Printerdriver is al geïnstalleerd

Als u al een printerdriver hebt geïnstalleerd en deze wilt configureren om af te drukken via een netwerk, volgt u deze procedure:
1
(Windows Vista®)
Klik op de knop Figuur, Configuratieschern, Hardware en geluiden en vervolgens op Printers.
(Windows Server® 2008)
Klik op de knop Start, Configuratiescherm, Hardware en geluiden en vervolgens op Printers.
(Windows® XP en Windows Server® 2003)
Klik op de knop Start en selecteer Printers en faxapparaten.
(Windows® 2000)
Klik op de knop Start, selecteer Instellingen en daarna Printers.
2
Klik met de rechtermuisknop op de printerdriver die u wilt configureren en selecteer Eigenschappen.
3
Klik op het tabblad Poorten en klik op Poort toevoegen.
4
Selecteer de poort die u wilt gebruiken.
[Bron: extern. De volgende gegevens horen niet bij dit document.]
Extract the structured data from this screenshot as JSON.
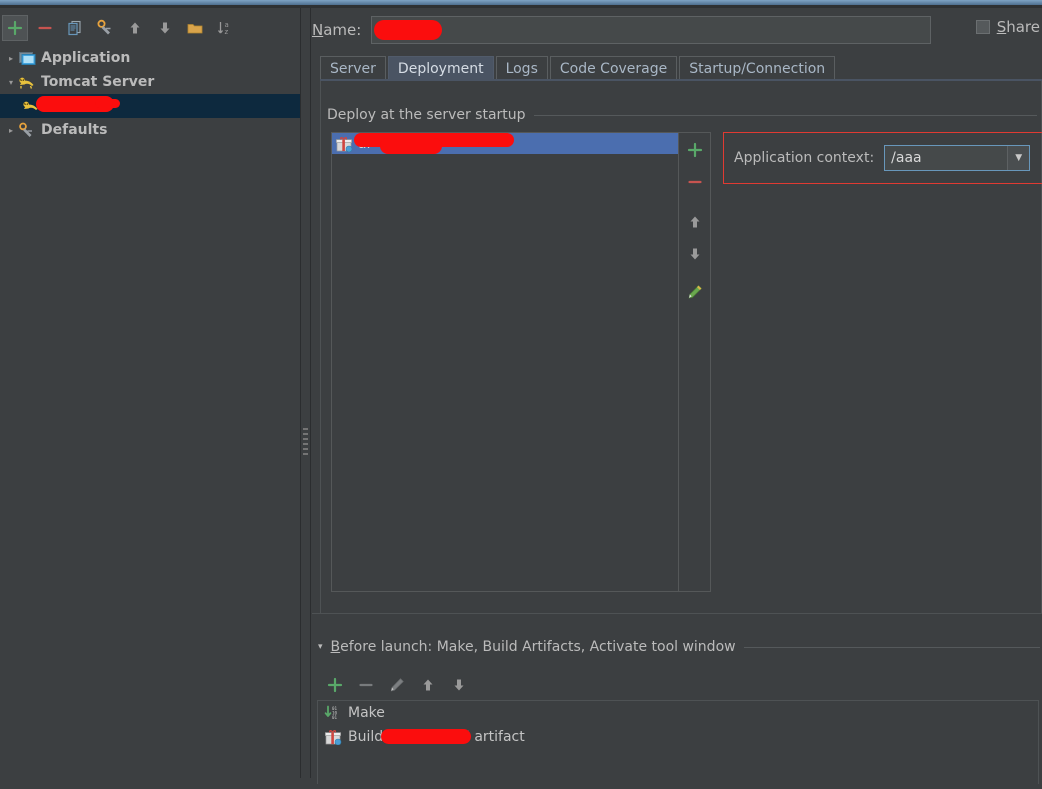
{
  "window": {
    "accent_title_color": "#6f96b8",
    "background": "#3c3f41",
    "selection_blue": "#4b6eaf",
    "tree_selection": "#0d293e",
    "redaction_color": "#fb0d0d",
    "error_border": "#e03a32",
    "focus_border": "#6897bb"
  },
  "left_toolbar": {
    "buttons": [
      {
        "name": "add-configuration-button",
        "icon": "plus-icon",
        "label": "Add New Configuration"
      },
      {
        "name": "remove-configuration-button",
        "icon": "minus-icon",
        "label": "Remove Configuration"
      },
      {
        "name": "copy-configuration-button",
        "icon": "copy-icon",
        "label": "Copy Configuration"
      },
      {
        "name": "edit-defaults-button",
        "icon": "wrench-icon",
        "label": "Edit defaults"
      },
      {
        "name": "move-up-button",
        "icon": "arrow-up-icon",
        "label": "Move Up"
      },
      {
        "name": "move-down-button",
        "icon": "arrow-down-icon",
        "label": "Move Down"
      },
      {
        "name": "create-folder-button",
        "icon": "folder-icon",
        "label": "Create New Folder"
      },
      {
        "name": "sort-button",
        "icon": "sort-az-icon",
        "label": "Sort Configurations"
      }
    ]
  },
  "tree": {
    "items": [
      {
        "label": "Application",
        "icon": "application-icon",
        "expanded": false,
        "level": 1,
        "selected": false,
        "redacted": false
      },
      {
        "label": "Tomcat Server",
        "icon": "tomcat-icon",
        "expanded": true,
        "level": 1,
        "selected": false,
        "redacted": false
      },
      {
        "label": "",
        "icon": "tomcat-icon",
        "expanded": null,
        "level": 2,
        "selected": true,
        "redacted": true
      },
      {
        "label": "Defaults",
        "icon": "wrench-icon",
        "expanded": false,
        "level": 1,
        "selected": false,
        "redacted": false
      }
    ]
  },
  "name_field": {
    "label": "Name:",
    "label_mnemonic": "N",
    "value": "",
    "redacted": true
  },
  "share": {
    "label": "Share",
    "label_mnemonic": "S",
    "checked": false
  },
  "tabs": [
    {
      "label": "Server",
      "active": false
    },
    {
      "label": "Deployment",
      "active": true
    },
    {
      "label": "Logs",
      "active": false
    },
    {
      "label": "Code Coverage",
      "active": false
    },
    {
      "label": "Startup/Connection",
      "active": false
    }
  ],
  "deployment": {
    "section_title": "Deploy at the server startup",
    "artifacts": [
      {
        "label": "ar",
        "icon": "artifact-icon",
        "selected": true,
        "redacted": true
      }
    ],
    "actions": [
      {
        "name": "add-artifact-button",
        "icon": "plus-icon",
        "label": "Add"
      },
      {
        "name": "remove-artifact-button",
        "icon": "minus-icon",
        "label": "Remove"
      },
      {
        "name": "move-artifact-up-button",
        "icon": "arrow-up-icon",
        "label": "Move Up"
      },
      {
        "name": "move-artifact-down-button",
        "icon": "arrow-down-icon",
        "label": "Move Down"
      },
      {
        "name": "edit-artifact-button",
        "icon": "pencil-icon",
        "label": "Edit"
      }
    ],
    "application_context": {
      "label": "Application context:",
      "value": "/aaa",
      "highlighted": true
    }
  },
  "before_launch": {
    "title": "Before launch: Make, Build Artifacts, Activate tool window",
    "title_mnemonic": "B",
    "expanded": true,
    "toolbar": [
      {
        "name": "add-task-button",
        "icon": "plus-icon",
        "label": "Add"
      },
      {
        "name": "remove-task-button",
        "icon": "minus-icon",
        "label": "Remove"
      },
      {
        "name": "edit-task-button",
        "icon": "pencil-icon",
        "label": "Edit"
      },
      {
        "name": "move-task-up-button",
        "icon": "arrow-up-icon",
        "label": "Move Up"
      },
      {
        "name": "move-task-down-button",
        "icon": "arrow-down-icon",
        "label": "Move Down"
      }
    ],
    "tasks": [
      {
        "label": "Make",
        "icon": "make-icon",
        "redacted": false
      },
      {
        "label_prefix": "Build '",
        "label_suffix": "r exploded' artifact",
        "icon": "artifact-icon",
        "redacted": true
      }
    ]
  }
}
Doorgaans is dit de Standard TCP/IP Port (Standaard TCP/IP-poort). Klik vervolgens op de knop Nieuwe poort....
5
De Standaard TCP/IP-poort toevoegen wordt opgestart.
6
Voer het IP-adres van uw netwerkprinter in. Klik op Volgende.
7
Klik op Voltooien.
8
Sluit de dialoogvensters Printerpoorten en Eigenschappen.